Please check this link for information on wildlife care centers and also information on woodpigeons. 

he may have imprinted on you, and it might be best he either goes to a sanctuary where he will be with other woodpigeons or released with other woodies, if it so determined that he will survive.

http://www.pigeonrescue.co.uk/woodpigeon.htm 

I will also get one of our woodpigeon experts to look at your thread. *


----------



## John_D (Jan 24, 2002)

Hi

As Skyeking suggests, a rescue centre where there are other woodies for release is best. He will not know how/where to get food, and inexperienced ones usually know to watch for other woodies feeding. Failing that, someone else (not a rescue centre) who has some rescued woodies. 
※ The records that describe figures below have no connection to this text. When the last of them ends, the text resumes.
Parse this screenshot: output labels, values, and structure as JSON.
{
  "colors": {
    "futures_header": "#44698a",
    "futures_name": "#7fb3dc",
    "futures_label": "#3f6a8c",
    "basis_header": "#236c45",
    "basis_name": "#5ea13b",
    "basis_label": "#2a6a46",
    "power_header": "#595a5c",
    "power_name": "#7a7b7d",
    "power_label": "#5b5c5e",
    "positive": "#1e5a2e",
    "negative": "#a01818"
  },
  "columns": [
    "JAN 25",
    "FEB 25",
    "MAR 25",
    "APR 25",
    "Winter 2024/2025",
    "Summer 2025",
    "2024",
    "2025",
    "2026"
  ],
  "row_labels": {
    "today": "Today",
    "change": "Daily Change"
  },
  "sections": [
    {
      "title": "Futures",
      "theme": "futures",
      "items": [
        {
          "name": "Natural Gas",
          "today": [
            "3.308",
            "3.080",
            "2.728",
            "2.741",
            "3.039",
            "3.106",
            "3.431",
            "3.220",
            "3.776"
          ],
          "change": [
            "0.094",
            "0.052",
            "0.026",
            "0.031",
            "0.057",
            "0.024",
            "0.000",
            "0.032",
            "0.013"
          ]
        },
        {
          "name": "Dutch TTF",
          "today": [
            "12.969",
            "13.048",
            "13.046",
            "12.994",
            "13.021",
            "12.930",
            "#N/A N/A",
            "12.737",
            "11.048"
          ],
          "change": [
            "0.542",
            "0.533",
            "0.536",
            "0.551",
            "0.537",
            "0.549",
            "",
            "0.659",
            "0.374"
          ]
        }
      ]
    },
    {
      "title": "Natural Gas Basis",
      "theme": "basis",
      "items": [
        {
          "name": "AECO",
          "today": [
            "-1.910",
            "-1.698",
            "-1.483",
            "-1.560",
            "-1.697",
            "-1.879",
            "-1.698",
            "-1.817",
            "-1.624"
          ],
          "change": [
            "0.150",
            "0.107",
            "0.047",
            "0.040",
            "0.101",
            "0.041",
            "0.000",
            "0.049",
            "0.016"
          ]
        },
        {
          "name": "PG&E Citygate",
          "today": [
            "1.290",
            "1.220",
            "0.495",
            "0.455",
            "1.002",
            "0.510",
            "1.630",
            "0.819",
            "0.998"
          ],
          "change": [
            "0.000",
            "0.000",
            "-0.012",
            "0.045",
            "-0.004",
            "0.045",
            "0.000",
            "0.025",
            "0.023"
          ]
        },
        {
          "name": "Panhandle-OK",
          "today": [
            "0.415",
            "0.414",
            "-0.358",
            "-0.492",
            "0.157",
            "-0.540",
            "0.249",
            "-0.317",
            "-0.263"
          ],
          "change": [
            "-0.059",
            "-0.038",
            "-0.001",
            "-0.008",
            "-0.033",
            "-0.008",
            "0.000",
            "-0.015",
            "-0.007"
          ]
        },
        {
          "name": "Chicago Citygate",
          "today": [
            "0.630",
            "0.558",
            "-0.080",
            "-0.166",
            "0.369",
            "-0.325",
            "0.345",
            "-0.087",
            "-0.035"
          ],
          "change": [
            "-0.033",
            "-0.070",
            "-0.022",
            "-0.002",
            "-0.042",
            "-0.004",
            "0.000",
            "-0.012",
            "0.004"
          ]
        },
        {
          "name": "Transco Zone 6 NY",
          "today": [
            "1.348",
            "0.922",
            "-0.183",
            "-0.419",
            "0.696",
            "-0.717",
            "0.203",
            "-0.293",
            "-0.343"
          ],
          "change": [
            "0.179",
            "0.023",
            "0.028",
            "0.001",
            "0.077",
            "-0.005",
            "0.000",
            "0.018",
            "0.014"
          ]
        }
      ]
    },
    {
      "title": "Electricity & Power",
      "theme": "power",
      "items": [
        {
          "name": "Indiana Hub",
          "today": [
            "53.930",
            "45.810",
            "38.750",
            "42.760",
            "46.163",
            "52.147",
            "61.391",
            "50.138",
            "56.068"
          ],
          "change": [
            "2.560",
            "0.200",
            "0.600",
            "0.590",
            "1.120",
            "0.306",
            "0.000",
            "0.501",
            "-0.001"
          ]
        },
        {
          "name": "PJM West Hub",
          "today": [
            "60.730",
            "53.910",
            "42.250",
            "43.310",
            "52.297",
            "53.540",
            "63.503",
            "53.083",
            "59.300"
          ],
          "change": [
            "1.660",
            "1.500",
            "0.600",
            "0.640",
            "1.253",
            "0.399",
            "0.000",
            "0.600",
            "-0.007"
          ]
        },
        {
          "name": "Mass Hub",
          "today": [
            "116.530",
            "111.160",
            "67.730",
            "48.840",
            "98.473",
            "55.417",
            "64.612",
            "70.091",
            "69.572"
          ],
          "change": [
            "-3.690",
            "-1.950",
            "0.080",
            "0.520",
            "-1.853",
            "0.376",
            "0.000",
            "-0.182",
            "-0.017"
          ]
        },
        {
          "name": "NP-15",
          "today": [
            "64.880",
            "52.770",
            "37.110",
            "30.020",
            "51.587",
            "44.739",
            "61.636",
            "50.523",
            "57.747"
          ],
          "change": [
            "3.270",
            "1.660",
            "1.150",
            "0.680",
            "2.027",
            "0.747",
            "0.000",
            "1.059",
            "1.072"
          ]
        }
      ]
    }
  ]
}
It does sound like he has become rather attached to you, which makes it difficult to just send him off where you can see other woodies in the trees.

Check the links, but please give us a location in case there is someone in your area.


----------



## Feefo (Feb 8, 2002)

I agree that he needs to mix with other woodies in the safety of an aviary first and tgen leave tge aviary in his own time, in a place where he will continue to be provided with support. 

If you let us know your rough location we can try to link you with a sanctuary or with a rescuer that is preparing woodies for release.


----------



## sidsod (Oct 28, 2013)

WOW that is some good info THANKS 
i live in Coventry and the sanctuary or a rescuer sound like a good idea so if you know some one or some were i can take him i would really appreciate it.
once again thanks


----------



## Feefo (Feb 8, 2002)

Would you be able to get him to Nuneaton?



Nuneaton Warwickshire Wildlife Sanctuary
78 Oaston Rd 
Nuneaton
Warwickshire
CV11 6LA

Telephone : 02476 345243
Mobile : 07909 555 310 or 07855 466 169


----------



## sidsod (Oct 28, 2013)

hi
yes i can get him to Nuneaton but at the weekend,
thanks


----------